Negotiations have become deadlocked on a memorandum of understanding which would allow the eight U.N. monitors currently in Syria to operate across the country, diplomats said.
U.N. Secretary General Ban Ki-moon urged Syria to give the unarmed military observers free access across the country where the U.N. says well over 9,000 people have been killed in the past 13 months of conflict.
"It is the Syrian government's responsibility to guarantee freedom of access and freedom of movement within the country of these observers," the U.N. leader said during a visit to Luxembourg.
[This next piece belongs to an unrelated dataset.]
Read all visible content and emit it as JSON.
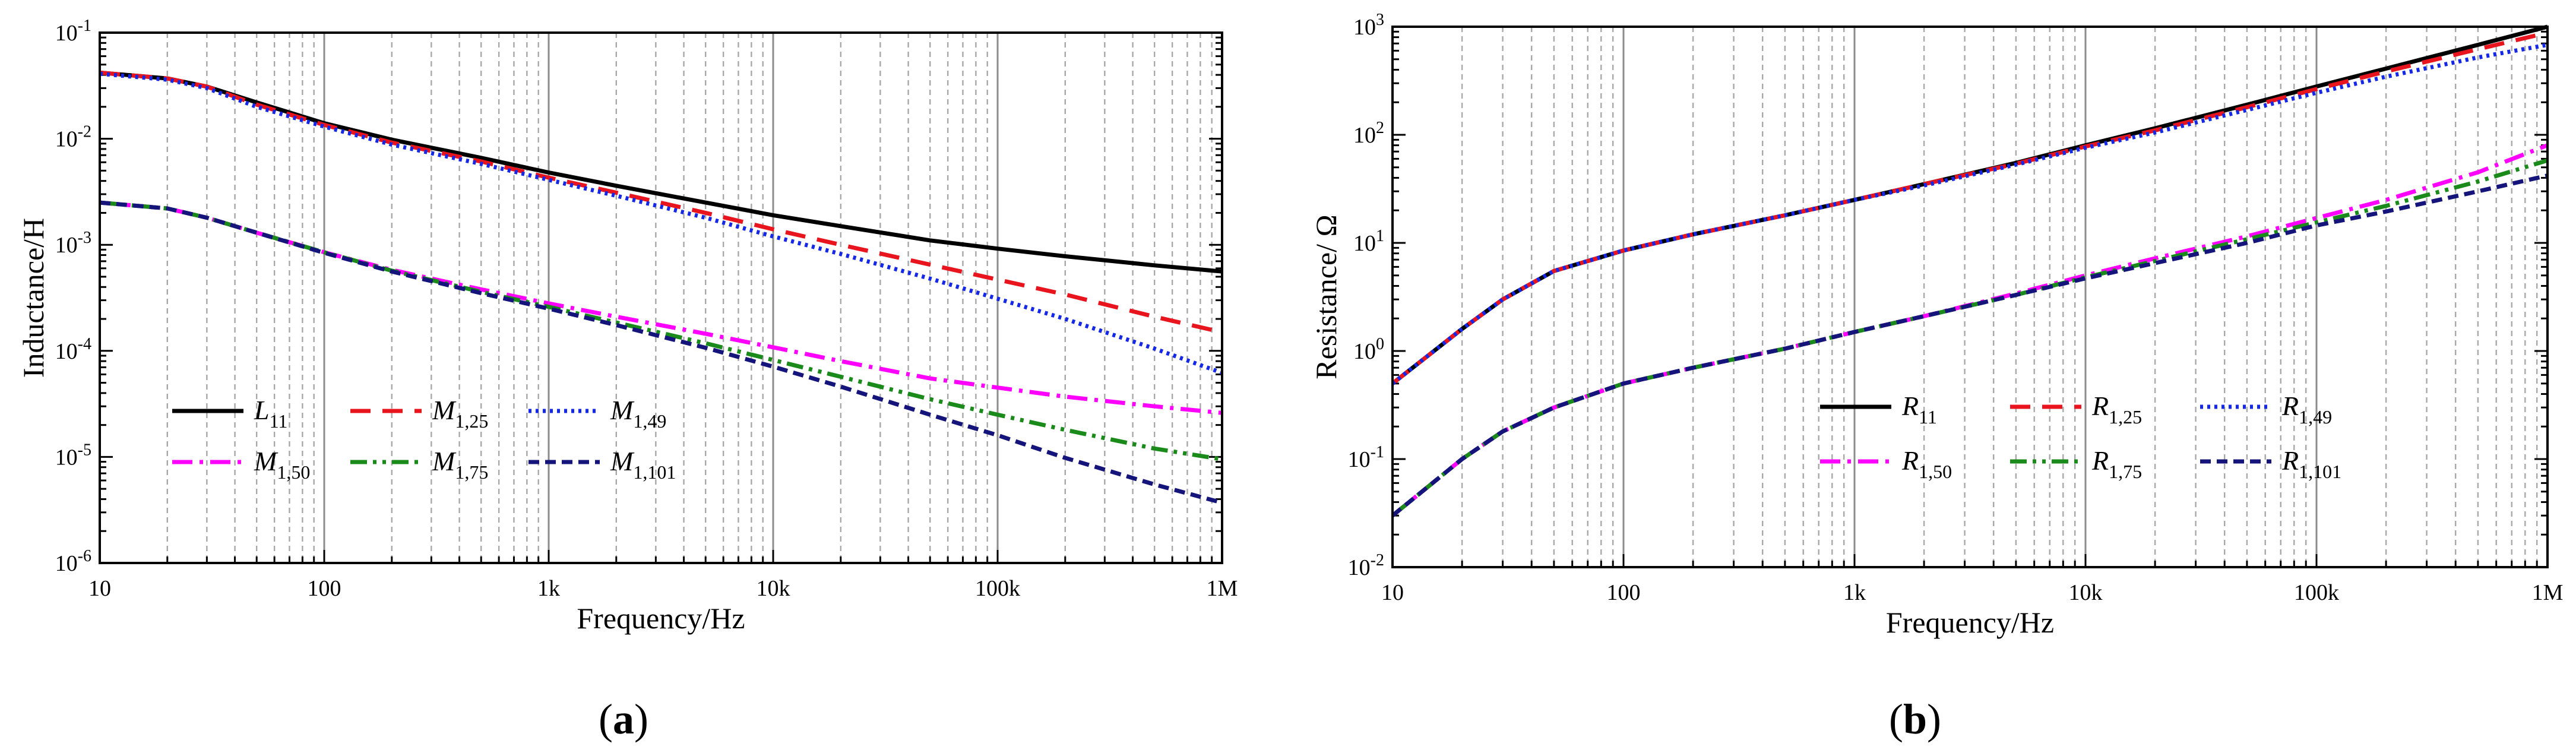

One senior U.N. diplomat said that if President Bashar al-Assad's government does not make an accord by the end of the week then the Security Council could not allow the full mission of 200-250 observers.
Following recommendations from U.N.-Arab League envoy Kofi Annan, the U.N. Security Council resolution which sent the advance party said there had to be "full, unimpeded, and immediate freedom of movement and access" for monitors.
"I think there is a risk that the Syrians will not agree to all of that and we will have to decide what to do," said the diplomat.
"I think we will be in a reasonable position to judge by the end of this week whether the Syrians are prepared to stick to the obligations they are now under as a result of the resolution and facilitate the operation of the advanced mission or not," the envoy added.
"There is a holdup and it looks like the Syrians are doing it deliberately," a second diplomat told Agence France Presse.
Both spoke on condition of anonymity because of the confidentiality of Security Council negotiations on Syria.
The Security Council resolution passed on Saturday, the first monitors arrived on Sunday and U.N. Secretary General Ban Ki-moon must produce a report by Wednesday on their work.
Annan is to brief the council before the end of the week, diplomats said.